A la fin d’une conférence sur la réalisation d’une investigation journalistique qu’il co-animait avec d’autres journalistes d’investigation, Mark Schoofs, qui dirige les enquêtes et les projets au sein du média américain BuzzFeed News, a partagé avec moi son analyse sur la différence qu’il fait entre le fact-checking et le journalisme d’investigation.

Il relève que le fact-checking vérifie une information ou une déclaration qui est déjà dans le domaine public, quelque chose dit par un homme politique, par exemple. Mais les reportages d'enquête exposent souvent la corruption, des actes répréhensibles qui avaient été cachés au public. « Ainsi, la vérification des faits, bien qu'importante, ne creuse habituellement pas aussi profondément que le journalisme d'investigation », estime Schoofs.

"Le point de départ, la grande différence"

Amadou Tidiane Sy – le fondateur du site d’informations ouestaf.com qui assistait également à cette 10e Conférence mondiale sur le journalisme d’investigation – explique que le journalisme d’investigation peut requérir beaucoup plus de ressources et de temps en plus d’impliquer des questions de sécurité (du journaliste, de l’organe de presse).

Sur certains aspects, argue-t-il, un journaliste d’investigation peut faire appel à de l’immersion ou à de l’infiltration. Il peut faire appel à des outils qui font qu’il ne s’identifie pas. Alors que, le journaliste qui fait du fact-checking travaille sur un sujet qui est déjà rendu public. Donc il travaille souvent très ouvertement. Et ça, c’est une des différences majeures entre les deux genres.

 « La grande différence c’est le point de départ du travail et c’est cela qui détermine la différence dans la démarche », selon Amadou Tidiane Sy qui souligne néanmoins que « l’un des grands points où les deux se rejoignent, c’est ce souci de rigueur et de démonstration ».

Il ajoute que celui qui fait du fact-checking peut utiliser les outils qu’utilisent celui qui fait du journalisme d’investigation. « Pour le journalisme, de manière générale, tous les outils qu’on utilise pour un genre, peuvent être utilisés pour un autre. Ça dépend des circonstances, je ne pense pas qu’il y ait d’exclusivité sur ce point-là ».

La frontière est donc si ténue que certains estiment tout simplement que le fact-checking n’est pas un nouveau genre mais juste une tendance du journalisme d’investigation.

"Le fact-checking doit être plus rapide"

Sur l’importance grandissante du fact-checking, Mark Schoofs met d’abord en exergue le fait que nous vivons à une époque où il circule beaucoup plus d'informations, créées par plus de personnes et disponibles à tout moment comme cela n’a jamais été le cas dans l'histoire humaine.

« Toute personne ayant un compte Facebook ou Twitter est un informateur. Alors, certaines déclarations peuvent être fausses ; et même beaucoup de sites – soit disant –  ‘‘de nouvelles’’ ne sont rien d’autres que des sources de polémiques partisanes déguisées en nouvelles. Alors, les gens ont besoin de la vérification des faits pour les aider à naviguer dans nos océans d'informations ».
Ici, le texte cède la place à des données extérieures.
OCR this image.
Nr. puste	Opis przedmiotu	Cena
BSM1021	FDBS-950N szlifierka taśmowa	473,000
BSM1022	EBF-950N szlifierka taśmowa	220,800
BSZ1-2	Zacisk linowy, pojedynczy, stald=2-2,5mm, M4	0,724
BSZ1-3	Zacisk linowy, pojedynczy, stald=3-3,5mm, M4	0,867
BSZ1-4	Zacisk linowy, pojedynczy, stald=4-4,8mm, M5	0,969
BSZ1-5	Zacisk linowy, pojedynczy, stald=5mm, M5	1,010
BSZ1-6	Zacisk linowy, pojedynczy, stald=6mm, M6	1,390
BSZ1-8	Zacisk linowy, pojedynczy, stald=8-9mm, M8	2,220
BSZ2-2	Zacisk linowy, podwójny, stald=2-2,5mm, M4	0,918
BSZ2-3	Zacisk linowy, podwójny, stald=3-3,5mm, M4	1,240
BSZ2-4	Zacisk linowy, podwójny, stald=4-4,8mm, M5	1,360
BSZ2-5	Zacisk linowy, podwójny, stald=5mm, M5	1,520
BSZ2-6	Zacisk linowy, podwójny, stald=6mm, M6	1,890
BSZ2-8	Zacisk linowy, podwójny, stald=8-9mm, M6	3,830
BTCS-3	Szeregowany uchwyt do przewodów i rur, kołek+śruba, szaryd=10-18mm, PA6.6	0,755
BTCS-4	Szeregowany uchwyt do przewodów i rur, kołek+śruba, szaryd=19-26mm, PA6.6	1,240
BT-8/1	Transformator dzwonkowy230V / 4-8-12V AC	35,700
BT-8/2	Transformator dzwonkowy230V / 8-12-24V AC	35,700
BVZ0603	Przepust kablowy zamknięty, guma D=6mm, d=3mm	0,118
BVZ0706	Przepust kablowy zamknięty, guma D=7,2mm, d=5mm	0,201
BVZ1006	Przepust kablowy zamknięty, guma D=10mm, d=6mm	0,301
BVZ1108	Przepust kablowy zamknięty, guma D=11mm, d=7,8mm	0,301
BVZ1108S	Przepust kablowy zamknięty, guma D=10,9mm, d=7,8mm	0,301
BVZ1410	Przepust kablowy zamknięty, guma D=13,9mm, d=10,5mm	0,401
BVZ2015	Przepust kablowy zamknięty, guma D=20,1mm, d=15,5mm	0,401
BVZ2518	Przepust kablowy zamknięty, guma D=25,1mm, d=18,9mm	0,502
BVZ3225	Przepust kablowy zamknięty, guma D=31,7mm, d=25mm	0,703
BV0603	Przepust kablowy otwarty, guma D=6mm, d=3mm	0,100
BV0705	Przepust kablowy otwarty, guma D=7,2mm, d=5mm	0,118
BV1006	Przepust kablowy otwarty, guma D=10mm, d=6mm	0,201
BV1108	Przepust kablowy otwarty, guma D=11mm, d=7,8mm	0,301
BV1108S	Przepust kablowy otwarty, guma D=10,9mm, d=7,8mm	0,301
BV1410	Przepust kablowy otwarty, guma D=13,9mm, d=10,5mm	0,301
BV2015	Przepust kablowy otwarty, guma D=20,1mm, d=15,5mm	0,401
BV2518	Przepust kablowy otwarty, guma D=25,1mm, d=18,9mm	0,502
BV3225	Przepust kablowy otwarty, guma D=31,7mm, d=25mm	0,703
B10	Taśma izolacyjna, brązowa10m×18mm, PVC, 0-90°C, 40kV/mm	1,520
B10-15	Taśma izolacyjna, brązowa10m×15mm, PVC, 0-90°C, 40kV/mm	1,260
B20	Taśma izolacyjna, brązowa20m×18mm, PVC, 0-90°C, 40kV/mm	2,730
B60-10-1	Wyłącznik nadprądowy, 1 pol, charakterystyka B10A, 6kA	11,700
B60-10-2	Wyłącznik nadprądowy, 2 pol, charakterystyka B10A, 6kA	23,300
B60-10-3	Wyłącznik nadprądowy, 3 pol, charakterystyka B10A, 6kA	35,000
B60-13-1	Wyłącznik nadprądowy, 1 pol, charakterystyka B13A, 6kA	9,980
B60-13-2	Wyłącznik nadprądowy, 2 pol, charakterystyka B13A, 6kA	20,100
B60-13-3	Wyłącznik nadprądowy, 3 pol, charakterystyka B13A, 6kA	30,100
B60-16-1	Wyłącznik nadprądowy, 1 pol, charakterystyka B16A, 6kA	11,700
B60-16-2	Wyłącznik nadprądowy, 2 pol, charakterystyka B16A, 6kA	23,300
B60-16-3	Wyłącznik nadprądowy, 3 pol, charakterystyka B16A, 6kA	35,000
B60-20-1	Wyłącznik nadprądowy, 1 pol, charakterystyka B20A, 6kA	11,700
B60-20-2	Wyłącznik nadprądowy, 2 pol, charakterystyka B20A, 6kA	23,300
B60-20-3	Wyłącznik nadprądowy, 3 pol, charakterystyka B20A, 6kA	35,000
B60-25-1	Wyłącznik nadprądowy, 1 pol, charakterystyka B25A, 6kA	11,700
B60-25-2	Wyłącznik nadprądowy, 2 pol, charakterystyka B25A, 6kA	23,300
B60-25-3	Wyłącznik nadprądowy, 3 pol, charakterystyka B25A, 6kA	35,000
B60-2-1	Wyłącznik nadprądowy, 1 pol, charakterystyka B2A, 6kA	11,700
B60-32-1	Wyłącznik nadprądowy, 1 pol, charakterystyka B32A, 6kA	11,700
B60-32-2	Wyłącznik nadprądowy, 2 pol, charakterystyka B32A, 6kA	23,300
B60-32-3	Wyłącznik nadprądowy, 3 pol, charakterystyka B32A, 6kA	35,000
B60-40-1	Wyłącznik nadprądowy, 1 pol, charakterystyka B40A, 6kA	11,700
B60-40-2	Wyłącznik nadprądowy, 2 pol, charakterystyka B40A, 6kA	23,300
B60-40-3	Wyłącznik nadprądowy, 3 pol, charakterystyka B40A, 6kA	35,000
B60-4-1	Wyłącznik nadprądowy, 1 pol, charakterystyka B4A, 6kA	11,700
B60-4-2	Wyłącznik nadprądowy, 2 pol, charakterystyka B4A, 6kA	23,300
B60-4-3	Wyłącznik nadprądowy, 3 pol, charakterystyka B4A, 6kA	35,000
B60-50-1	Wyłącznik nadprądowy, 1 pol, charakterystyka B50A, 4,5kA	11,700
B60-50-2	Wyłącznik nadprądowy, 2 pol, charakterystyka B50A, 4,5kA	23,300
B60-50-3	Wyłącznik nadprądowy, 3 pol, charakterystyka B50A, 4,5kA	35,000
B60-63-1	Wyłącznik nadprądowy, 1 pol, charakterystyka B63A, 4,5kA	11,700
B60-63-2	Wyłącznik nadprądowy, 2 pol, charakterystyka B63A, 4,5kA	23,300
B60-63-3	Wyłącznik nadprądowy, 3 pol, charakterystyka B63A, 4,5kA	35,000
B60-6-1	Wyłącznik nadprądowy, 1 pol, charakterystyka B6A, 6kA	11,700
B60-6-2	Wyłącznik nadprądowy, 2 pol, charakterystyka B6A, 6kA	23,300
La vérification des faits, selon Schoofs, doit devenir plus agile et rapide, surtout dans les nouvelles de dernière heure. « Chez BuzzFeed News, chaque fois qu'il y a une attaque terroriste, un ouragan, une élection ou un événement de dernière minute, nous commençons immédiatement à regarder les médias sociaux pour vérifier les fausses déclarations et les démystifier. Nos lecteurs trouvent que c'est l'un de nos services les plus précieux ».

En ce qui concerne le journalisme d'investigation, « qui est actuellement dans une période dorée avec la production de formidables reportages à travers le monde entier »,  il doit tout de même améliorer la sécurité numérique « pour que les sources, les dénonciateurs et les fuites continuent de se manifester et d'exposer les actes répréhensibles », reconnaît le journaliste américain.

Il appelle « la communauté internationale (à) se lever (pour) empêcher les gouvernements répressifs d'emprisonner ou de tuer des journalistes et leurs sources ».